The thing about this movie is that it feels like a live-action video game. It is over-the-top, unrealistic, has weird characters, and has a level progression feeling to it as we go from one action set piece to another until we get to the final boss. This is not a film you go in to expecting to have a life-changing experience. It won’t make you think or create an intellectual conversation amongst its viewers. This is quite clearly an action film made for the sole purpose of giving the audience a healthy dose of violence and adrenaline and it ultimately succeeds pretty well at this- but it could have been better.

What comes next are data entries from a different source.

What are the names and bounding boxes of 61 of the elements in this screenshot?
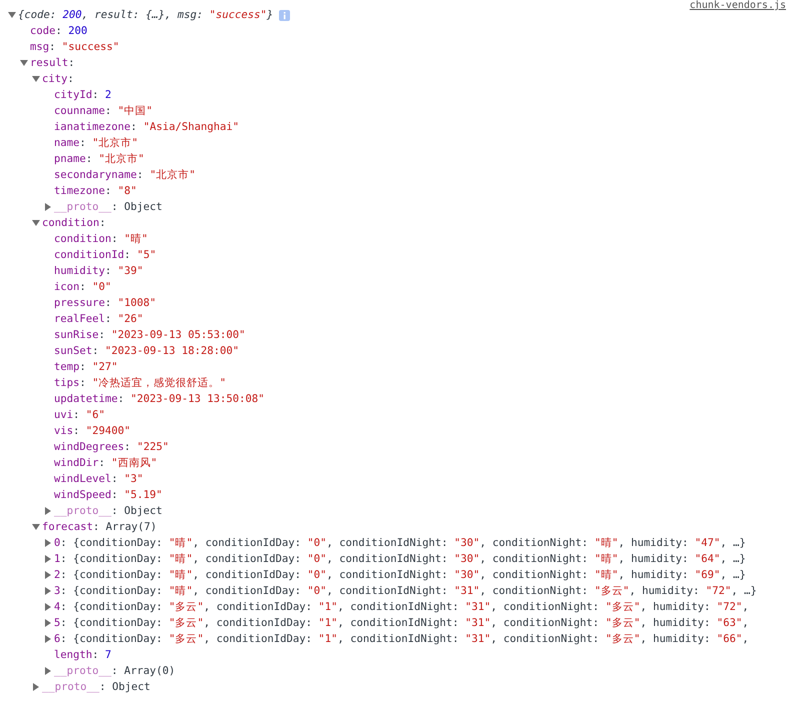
collapsed-triangle-icon[interactable]: [44, 555, 52, 563]
expanded-triangle-icon[interactable]: [32, 523, 40, 531]
info-icon: [279, 10, 290, 20]
property-line: pressure: "1008": [54, 297, 156, 309]
property-line: pname: "北京市": [54, 152, 144, 166]
property-line: windLevel: "3": [54, 473, 144, 485]
property-line: condition: "晴": [54, 232, 148, 246]
property-line[interactable]: 1: {conditionDay: "晴", conditionIdDay: "0", conditionIdNight: "30", conditionNight: "晴", humidity: "64", …}: [54, 552, 746, 566]
collapsed-triangle-icon[interactable]: [44, 587, 52, 595]
property-line: name: "北京市": [54, 136, 138, 150]
collapsed-triangle-icon[interactable]: [44, 571, 52, 579]
collapsed-triangle-icon[interactable]: [44, 667, 52, 675]
property-line: sunSet: "2023-09-13 18:28:00": [54, 345, 239, 357]
property-line: secondaryname: "北京市": [54, 168, 196, 182]
property-line: windDegrees: "225": [54, 441, 169, 453]
expanded-triangle-icon[interactable]: [32, 75, 40, 83]
property-line[interactable]: 6: {conditionDay: "多云", conditionIdDay: "1", conditionIdNight: "31", conditionNight: "多云", humidity: "66",: [54, 632, 749, 646]
property-line[interactable]: 5: {conditionDay: "多云", conditionIdDay: "1", conditionIdNight: "31", conditionNight: "多云", humidity: "63",: [54, 616, 749, 630]
property-line: length: 7: [54, 649, 112, 661]
property-line[interactable]: 3: {conditionDay: "晴", conditionIdDay: "0", conditionIdNight: "31", conditionNight: "多云", humidity: "72", …}: [54, 584, 757, 598]
property-line: windDir: "西南风": [54, 456, 158, 470]
property-line[interactable]: __proto__: Array(0): [54, 665, 176, 677]
property-line: ianatimezone: "Asia/Shanghai": [54, 121, 239, 133]
source-link[interactable]: chunk-vendors.js: [690, 0, 786, 11]
property-line: cityId: 2: [54, 89, 112, 101]
property-line[interactable]: __proto__: Object: [42, 681, 150, 693]
property-line: windSpeed: "5.19": [54, 489, 162, 501]
property-line[interactable]: __proto__: Object: [54, 201, 162, 213]
property-line: tips: "冷热适宜，感觉很舒适。": [54, 376, 226, 390]
property-line: timezone: "8": [54, 185, 137, 197]
property-line: conditionId: "5": [54, 249, 156, 261]
property-line[interactable]: 4: {conditionDay: "多云", conditionIdDay: "1", conditionIdNight: "31", conditionNight: "多云", humidity: "72",: [54, 600, 749, 614]
property-line[interactable]: city:: [42, 73, 74, 85]
property-line: realFeel: "26": [54, 313, 144, 325]
property-line[interactable]: 0: {conditionDay: "晴", conditionIdDay: "0", conditionIdNight: "30", conditionNight: "晴", humidity: "47", …}: [54, 536, 746, 550]
property-line[interactable]: result:: [30, 57, 75, 69]
collapsed-triangle-icon[interactable]: [44, 203, 52, 211]
property-line: icon: "0": [54, 281, 112, 293]
property-line: msg: "success": [30, 41, 120, 53]
property-line[interactable]: condition:: [42, 217, 106, 229]
property-line: vis: "29400": [54, 425, 131, 437]
property-line: updatetime: "2023-09-13 13:50:08": [54, 393, 264, 405]
property-line[interactable]: 2: {conditionDay: "晴", conditionIdDay: "0", conditionIdNight: "30", conditionNight: "晴", humidity: "69", …}: [54, 568, 746, 582]
property-line: counname: "中国": [54, 104, 153, 118]
expanded-triangle-icon[interactable]: [32, 219, 40, 227]
collapsed-triangle-icon[interactable]: [44, 603, 52, 611]
property-line: uvi: "6": [54, 409, 106, 421]
collapsed-triangle-icon[interactable]: [44, 635, 52, 643]
collapsed-triangle-icon[interactable]: [32, 683, 40, 691]
collapsed-triangle-icon[interactable]: [44, 619, 52, 627]
property-line: sunRise: "2023-09-13 05:53:00": [54, 329, 246, 341]
property-line: humidity: "39": [54, 265, 144, 277]
collapsed-triangle-icon[interactable]: [44, 539, 52, 547]
property-line[interactable]: __proto__: Object: [54, 505, 162, 517]
object-preview-line[interactable]: {code: 200, result: {…}, msg: "success"}: [18, 9, 274, 21]
property-line: temp: "27": [54, 361, 118, 373]
property-line[interactable]: forecast: Array(7): [42, 521, 157, 533]
expanded-triangle-icon[interactable]: [8, 11, 16, 19]
expanded-triangle-icon[interactable]: [20, 59, 28, 67]
property-line: code: 200: [30, 25, 88, 37]
collapsed-triangle-icon[interactable]: [44, 507, 52, 515]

One big issue with this film is the breaks from the action completely kill any build up or tension. A film like The Raid wasn’t 100% action, but even during the breaks from the fighting we were kept engaged as the tension increased. We were worried for the characters and then before too long, it was on to the next set piece until we received the amazing climactic fight. Something a little lighter like The Expendables 2 had humor and light moments but the character interactions were great and the humor was usually on point, which made it work. For Hardcore Henry, it didn’t work quite as well.
Between the chases, fights, and shootouts we get some iffy humor from Jimmy, one song and dance number that was so ridiculous it was actually kind of funny, and mostly uninteresting exposition from Jimmy and the villain as they explain their different motives for us. Some of these things drag a bit too much, bringing the action to a halt before kick-starting it again a few minutes later. Don’t get me wrong, it’s a good thing to break from the action, but to completely kill the momentum with sometimes boring/dragging sections of exposition takes away from the film, lessening its potential of being one of the best action films of the year.
A motorcycle with a minigun-mounted sidecar, because reasons.
It should be said that this movie is not for everyone. A healthy dose of the action is surprisingly coherent for being first-person but the camera is always moving and there are numerous times where those with even mild motion sickness would be in trouble as the camera shakes about wildly. Additionally, there are moments of graphic violence. These moments aren’t too frequent, but if you aren’t a fan of blood and gore, this probably isn’t for you. If you want a sample of what to expect, check out the movie’s writer/director Ilya Naishuller’s 2013 music video/short film, Biting Elbows: Bad Motherfucker, which gained him a lot of popularity. I came across it a few years back, finding it to be pretty fun and it also gives you a good idea of how the action works.
While on the subject of the filming style, it should be noted that despite the shaky-cam first-person perspective, this is nothing like a found footage film as I have seen some suggest. Found footage is similar in that it is shaky and is always from one of the character’s perspectives- whoever happens to be holding the camera and filming the boring woods/Godzilla-lite/trolls/zombies. They typically try to make the scenes long takes with minimal cuts, at least as minimal as you can tell, thanks to some movie magic. Hardcore Henry doesn’t try that, not even a little bit. Sure, we’re seeing things through his robotic eye but there are noticeable cuts throughout the film, even mid-action. There is also an actual soundtrack, something always missing from found footage.
Hardcore Henry is not the most violent, nor the most action-packed. It has plenty of fun action, though it is sometimes held back by the incoherent POV style. It is not serious and it doesn’t try to be, though sometimes it drags a bit too much for its own good. For those able to take the constant, sometimes frantic camera movements, this is a unique experience with some entertaining action set pieces. If it weren’t for the POV style, this would most likely be an average action flick, but being first-person sets it apart from other films, making this one that any action movie fans without motion sickness should check out. I sincerely hope to see more of these types of films in the future. With some minor improvements to story flow and finding a way to stabilize the camera a bit more, films like this could become a seriously fun subgenre in the action movie world.